Si la chair du lapin absorbe facilement les corps gras, elle se dessèche sous l'effet d'un feu trop vif. D'où l'intérêt d'une cuisson tranquille relevée par la moutarde. Madame Saint-Ange en recommandait le rôtissage, qu'un déglaçage à la crème finissait d'arrondir. Nous nous sommes inspiré de cette procédure pour faire cuire, au tournebroche, un lapereau printanier enduit de moutarde en grains, chaleur réglée sur 120 degrés. Le plus difficile de cet apprêt était de faire tenir la victime sur la broche, mais quelques tours de ficelle de cuisine ont fait l'affaire. Ne restait plus qu'à patienter moins de deux heures, le temps de mettre au frais un petit blanc pas trop sec.

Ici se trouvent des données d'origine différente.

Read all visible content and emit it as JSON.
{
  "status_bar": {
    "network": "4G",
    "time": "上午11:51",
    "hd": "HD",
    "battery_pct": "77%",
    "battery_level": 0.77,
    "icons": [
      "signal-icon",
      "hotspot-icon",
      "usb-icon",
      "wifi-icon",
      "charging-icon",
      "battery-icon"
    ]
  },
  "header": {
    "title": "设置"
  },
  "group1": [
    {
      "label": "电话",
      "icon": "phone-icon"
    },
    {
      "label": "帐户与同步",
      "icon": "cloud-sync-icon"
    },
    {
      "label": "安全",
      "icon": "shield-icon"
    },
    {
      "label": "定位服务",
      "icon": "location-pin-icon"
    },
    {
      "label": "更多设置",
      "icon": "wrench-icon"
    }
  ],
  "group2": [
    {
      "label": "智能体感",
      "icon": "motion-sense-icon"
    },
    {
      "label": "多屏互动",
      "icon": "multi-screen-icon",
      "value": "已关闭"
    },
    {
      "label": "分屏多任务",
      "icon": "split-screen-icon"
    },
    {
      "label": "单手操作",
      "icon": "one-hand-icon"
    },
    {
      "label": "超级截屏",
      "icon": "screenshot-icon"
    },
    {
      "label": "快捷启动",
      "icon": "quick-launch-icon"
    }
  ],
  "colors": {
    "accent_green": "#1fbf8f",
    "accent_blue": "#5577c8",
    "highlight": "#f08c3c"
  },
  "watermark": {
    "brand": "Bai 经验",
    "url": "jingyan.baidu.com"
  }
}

Bon appétit. Tiens, voilà du lapin!
Bon appétit.
Le lapin est à peine plus à la mode des mangeurs que le vison à celle des fourreurs. Or le vison, black ou pas, sauvage ou d'élevage, ne figure pas à l'inventaire de nos tablettes gourmandes. Les longues oreilles de notre infatigable rongeur nous rappellent celles des bonnets d'âne qui chapeautaient les cancres d'autrefois, lesquels étaient condamnés à se tenir, des heures durant, le nez dans un coin de la classe, et les recettes qui en font façon tiennent plus de place dans les archives de cuisine des grands-mères que dans les protocoles savants des tables prestigieuses. Reconnaissons toutefois que ces mêmes grandes tables ne cuisinent, en bonne saison, que le lièvre, de fusil quand tout va bien, à la royale de surcroît quand tout va encore mieux, lorsqu'une cuisson patiente l'a fait fondre au foie gras, produisant ainsi une sorte de sérénade somptueuse que l'on arrose, la tirelire dévastée, d'un Saint-Emilion de derrière les meilleurs fagots. Dans l'attente de cette merveille automnale, révisons nos classiques.
Le lapin de garenne a presque disparu de nos broussailles il y a une cinquantaine d'années, quand la myxomatose s'est transmise dans cette population à la vitesse d'un feu de forêt attisé par le mistral. Il paraît que cette épidémie aurait été déclenchée par la colère d'un vétérinaire qui, las de réparer les dégâts que ces bestioles commettaient dans son potager, aurait inoculé la maladie à quelques-unes d'entre elles! Nous reste donc le lapin de chou, que les progrès de la cuniculture ont permis de rendre de bonne qualité tout au long de l'année. A moins d'avoir comme voisine une fermière qui nourrit les habitants de son clapier d'herbes fraîches, on se fournira chez un volailler qui propose des sujets dits labélisés.